Bankrupt: trading in metaphors

Borrowed into English from French, bankrupt comes from the Italian phrase banca rotta, or banco rotto in the masculine, literally a “broken bench.”

The bench here refers to a market stall where merchants would count and exchange money, and it’s said that, once upon a time, people would break up their stalls if they had become insolvent. The Italian phrase itself, though, may have actually just started out as a figurative expression.

The Italian banco goes back to a Germanic root, with some basic meaning of “table,” that also gives English the word bench and is connected to the geological bank in, say, sandbank.

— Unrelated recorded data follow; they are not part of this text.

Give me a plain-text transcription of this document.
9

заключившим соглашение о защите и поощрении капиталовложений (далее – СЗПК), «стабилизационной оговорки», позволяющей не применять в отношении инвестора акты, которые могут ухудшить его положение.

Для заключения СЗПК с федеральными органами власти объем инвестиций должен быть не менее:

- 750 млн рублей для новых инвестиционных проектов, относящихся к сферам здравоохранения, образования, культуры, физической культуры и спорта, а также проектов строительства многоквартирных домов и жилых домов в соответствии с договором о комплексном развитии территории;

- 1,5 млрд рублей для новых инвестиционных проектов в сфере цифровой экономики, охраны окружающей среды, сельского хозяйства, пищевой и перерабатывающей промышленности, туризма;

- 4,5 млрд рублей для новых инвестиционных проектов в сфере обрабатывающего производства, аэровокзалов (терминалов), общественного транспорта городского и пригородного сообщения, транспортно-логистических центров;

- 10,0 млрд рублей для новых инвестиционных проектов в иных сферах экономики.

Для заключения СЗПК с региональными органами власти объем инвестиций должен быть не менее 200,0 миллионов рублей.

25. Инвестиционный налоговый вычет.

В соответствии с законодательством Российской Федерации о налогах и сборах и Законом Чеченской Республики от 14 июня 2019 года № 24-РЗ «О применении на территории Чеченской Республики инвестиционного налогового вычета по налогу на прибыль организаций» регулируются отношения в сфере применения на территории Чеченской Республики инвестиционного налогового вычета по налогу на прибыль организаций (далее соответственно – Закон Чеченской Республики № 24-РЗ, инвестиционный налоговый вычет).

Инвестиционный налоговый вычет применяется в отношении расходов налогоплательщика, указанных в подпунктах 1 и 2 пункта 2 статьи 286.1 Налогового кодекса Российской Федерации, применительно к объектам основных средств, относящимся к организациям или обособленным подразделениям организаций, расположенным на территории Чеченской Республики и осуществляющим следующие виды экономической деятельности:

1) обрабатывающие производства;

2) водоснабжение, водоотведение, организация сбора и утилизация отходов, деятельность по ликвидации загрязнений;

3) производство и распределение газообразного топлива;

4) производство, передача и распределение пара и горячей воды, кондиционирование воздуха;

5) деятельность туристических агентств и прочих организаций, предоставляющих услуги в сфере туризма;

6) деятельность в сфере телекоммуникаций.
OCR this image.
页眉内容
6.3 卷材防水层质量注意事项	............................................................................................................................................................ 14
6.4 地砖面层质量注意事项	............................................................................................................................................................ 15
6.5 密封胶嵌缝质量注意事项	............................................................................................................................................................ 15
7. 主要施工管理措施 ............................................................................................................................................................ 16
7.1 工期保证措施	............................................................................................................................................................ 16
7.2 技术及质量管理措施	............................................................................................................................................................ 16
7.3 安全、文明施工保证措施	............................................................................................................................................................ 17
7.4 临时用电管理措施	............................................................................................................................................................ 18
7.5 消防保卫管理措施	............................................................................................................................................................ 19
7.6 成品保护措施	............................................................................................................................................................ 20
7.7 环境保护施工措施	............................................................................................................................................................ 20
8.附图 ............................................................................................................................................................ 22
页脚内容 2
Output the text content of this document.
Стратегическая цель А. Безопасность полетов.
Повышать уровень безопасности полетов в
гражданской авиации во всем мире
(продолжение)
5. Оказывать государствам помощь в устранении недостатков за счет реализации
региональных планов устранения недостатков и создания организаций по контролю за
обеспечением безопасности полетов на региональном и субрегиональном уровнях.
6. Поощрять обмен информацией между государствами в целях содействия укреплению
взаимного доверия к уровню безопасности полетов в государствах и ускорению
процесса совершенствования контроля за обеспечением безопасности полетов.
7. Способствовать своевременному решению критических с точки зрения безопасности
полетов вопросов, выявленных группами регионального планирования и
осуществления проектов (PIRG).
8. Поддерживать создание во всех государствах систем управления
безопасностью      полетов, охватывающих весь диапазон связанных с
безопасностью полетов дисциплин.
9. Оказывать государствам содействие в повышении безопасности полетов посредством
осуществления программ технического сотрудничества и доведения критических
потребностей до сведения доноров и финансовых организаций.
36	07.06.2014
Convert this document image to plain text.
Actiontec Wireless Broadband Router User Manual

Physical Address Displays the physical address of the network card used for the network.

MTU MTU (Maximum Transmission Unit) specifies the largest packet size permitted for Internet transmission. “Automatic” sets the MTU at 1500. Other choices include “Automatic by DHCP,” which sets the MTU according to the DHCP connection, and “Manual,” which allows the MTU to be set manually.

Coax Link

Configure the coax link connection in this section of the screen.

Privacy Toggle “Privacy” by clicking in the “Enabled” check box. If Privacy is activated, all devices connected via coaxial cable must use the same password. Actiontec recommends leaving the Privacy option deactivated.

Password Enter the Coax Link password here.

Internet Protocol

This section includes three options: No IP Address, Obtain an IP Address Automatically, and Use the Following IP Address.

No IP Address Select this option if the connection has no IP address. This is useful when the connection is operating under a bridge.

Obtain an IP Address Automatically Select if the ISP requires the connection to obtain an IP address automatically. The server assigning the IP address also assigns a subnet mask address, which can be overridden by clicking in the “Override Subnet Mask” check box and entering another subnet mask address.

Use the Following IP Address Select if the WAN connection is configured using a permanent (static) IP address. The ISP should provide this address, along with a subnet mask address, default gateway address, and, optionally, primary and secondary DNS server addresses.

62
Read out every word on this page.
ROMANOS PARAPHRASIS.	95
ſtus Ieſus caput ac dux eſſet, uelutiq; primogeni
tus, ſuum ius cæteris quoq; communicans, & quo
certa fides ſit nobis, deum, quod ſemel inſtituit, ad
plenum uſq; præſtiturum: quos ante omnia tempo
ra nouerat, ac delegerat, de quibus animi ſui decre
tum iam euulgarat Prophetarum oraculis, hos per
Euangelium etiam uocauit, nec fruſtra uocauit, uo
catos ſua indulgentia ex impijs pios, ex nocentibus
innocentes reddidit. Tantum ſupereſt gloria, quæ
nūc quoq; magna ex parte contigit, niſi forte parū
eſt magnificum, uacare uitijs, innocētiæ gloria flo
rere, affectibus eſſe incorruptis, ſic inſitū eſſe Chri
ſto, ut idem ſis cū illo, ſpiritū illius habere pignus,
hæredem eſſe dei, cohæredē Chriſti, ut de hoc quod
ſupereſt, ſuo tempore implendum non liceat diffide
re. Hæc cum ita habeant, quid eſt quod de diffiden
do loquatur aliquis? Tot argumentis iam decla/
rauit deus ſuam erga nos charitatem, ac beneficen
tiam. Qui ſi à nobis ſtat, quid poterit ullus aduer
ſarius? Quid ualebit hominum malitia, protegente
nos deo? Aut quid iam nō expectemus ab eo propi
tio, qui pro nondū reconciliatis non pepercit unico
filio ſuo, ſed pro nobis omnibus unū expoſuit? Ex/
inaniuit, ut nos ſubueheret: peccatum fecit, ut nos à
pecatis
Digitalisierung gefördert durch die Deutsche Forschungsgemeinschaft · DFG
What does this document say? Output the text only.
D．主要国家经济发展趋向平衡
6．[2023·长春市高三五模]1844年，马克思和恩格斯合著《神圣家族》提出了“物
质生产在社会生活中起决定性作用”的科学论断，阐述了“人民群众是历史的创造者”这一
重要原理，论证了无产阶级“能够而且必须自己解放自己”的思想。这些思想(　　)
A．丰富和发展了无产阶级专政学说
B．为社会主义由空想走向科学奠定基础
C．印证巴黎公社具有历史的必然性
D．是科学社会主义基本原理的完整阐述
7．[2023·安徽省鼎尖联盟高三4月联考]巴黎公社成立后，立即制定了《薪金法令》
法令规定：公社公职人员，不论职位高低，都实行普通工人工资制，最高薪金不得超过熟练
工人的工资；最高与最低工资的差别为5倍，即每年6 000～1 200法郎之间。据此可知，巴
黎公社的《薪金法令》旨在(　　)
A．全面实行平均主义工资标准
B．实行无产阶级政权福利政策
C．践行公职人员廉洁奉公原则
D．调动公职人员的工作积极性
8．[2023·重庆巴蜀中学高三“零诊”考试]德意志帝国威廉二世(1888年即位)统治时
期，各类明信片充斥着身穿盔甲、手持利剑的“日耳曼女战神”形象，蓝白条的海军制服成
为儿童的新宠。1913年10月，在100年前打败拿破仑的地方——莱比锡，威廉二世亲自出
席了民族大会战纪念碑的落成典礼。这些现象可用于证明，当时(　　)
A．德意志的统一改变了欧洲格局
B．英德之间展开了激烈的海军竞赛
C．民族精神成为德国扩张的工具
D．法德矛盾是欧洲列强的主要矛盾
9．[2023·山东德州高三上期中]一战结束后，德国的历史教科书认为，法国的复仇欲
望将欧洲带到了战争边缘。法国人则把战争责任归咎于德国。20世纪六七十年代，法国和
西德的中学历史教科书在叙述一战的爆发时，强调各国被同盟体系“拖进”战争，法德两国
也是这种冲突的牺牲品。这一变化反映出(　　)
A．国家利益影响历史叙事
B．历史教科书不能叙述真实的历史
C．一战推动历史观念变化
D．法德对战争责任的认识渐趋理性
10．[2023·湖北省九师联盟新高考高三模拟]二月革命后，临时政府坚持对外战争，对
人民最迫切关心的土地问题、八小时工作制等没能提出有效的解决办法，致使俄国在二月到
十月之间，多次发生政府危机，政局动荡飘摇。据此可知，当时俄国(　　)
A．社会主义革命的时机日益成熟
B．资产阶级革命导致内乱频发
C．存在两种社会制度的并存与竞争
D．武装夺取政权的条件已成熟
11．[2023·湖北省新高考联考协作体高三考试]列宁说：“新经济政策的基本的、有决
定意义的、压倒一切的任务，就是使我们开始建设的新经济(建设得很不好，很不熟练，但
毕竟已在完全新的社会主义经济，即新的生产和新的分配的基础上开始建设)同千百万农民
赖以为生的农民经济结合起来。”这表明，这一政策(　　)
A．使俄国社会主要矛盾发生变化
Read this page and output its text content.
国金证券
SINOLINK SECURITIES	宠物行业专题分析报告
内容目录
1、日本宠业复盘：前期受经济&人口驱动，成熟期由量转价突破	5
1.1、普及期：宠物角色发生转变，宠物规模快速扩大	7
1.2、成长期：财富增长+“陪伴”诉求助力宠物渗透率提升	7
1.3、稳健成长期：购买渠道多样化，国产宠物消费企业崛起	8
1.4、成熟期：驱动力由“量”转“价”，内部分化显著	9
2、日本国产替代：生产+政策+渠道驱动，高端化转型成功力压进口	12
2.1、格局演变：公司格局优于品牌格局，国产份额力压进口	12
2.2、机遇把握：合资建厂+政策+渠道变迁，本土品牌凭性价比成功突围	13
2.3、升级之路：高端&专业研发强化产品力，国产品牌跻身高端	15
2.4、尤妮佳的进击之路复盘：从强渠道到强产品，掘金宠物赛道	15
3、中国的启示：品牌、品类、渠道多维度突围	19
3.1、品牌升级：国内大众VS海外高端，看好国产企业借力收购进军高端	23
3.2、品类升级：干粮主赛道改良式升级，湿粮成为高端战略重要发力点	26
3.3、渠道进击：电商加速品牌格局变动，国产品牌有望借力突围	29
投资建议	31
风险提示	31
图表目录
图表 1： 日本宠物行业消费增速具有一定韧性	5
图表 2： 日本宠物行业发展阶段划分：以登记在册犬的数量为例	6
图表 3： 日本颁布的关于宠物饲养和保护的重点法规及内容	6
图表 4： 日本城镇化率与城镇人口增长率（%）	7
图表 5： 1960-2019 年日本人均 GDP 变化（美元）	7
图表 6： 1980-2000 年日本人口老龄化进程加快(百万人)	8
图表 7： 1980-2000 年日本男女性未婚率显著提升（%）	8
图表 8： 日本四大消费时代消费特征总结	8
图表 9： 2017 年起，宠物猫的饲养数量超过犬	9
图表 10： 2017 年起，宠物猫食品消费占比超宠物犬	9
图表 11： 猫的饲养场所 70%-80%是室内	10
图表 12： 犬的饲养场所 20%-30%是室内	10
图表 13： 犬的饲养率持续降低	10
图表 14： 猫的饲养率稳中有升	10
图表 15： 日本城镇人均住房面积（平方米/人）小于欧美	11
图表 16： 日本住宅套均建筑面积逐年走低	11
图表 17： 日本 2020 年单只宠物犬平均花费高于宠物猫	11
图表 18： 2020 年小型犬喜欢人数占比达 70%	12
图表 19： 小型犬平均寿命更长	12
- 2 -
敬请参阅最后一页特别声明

First used as a table for counting and exchanging money, bank was metaphorically extended to the financial institutions we call banks today.

Rotto, meanwhile, goes back to the Latin rumpere, “to break” or “burst.” The Latin verb’s past participial form is ruptus, which we can see in other derivatives like abrupt, corrupt, interrupt, erupt, and rupture. This form also helps explains English spelling of bankrupt, as well as its French intermediary, bancque roupte.

As for when bankrupt entered the language, the Oxford English Dictionary finds a bankrupt (insolvent person) in 1533, to bankrupt in 1552, and bankrupt as an adjective in 1565. Various figurative extensions of bankrupt (e.g., a person bankrupt of honor) are found shortly thereafter. Bankruptcy emerges just a little later in the 1630s—or some nearly 400 years if you’re Toys “R” Us.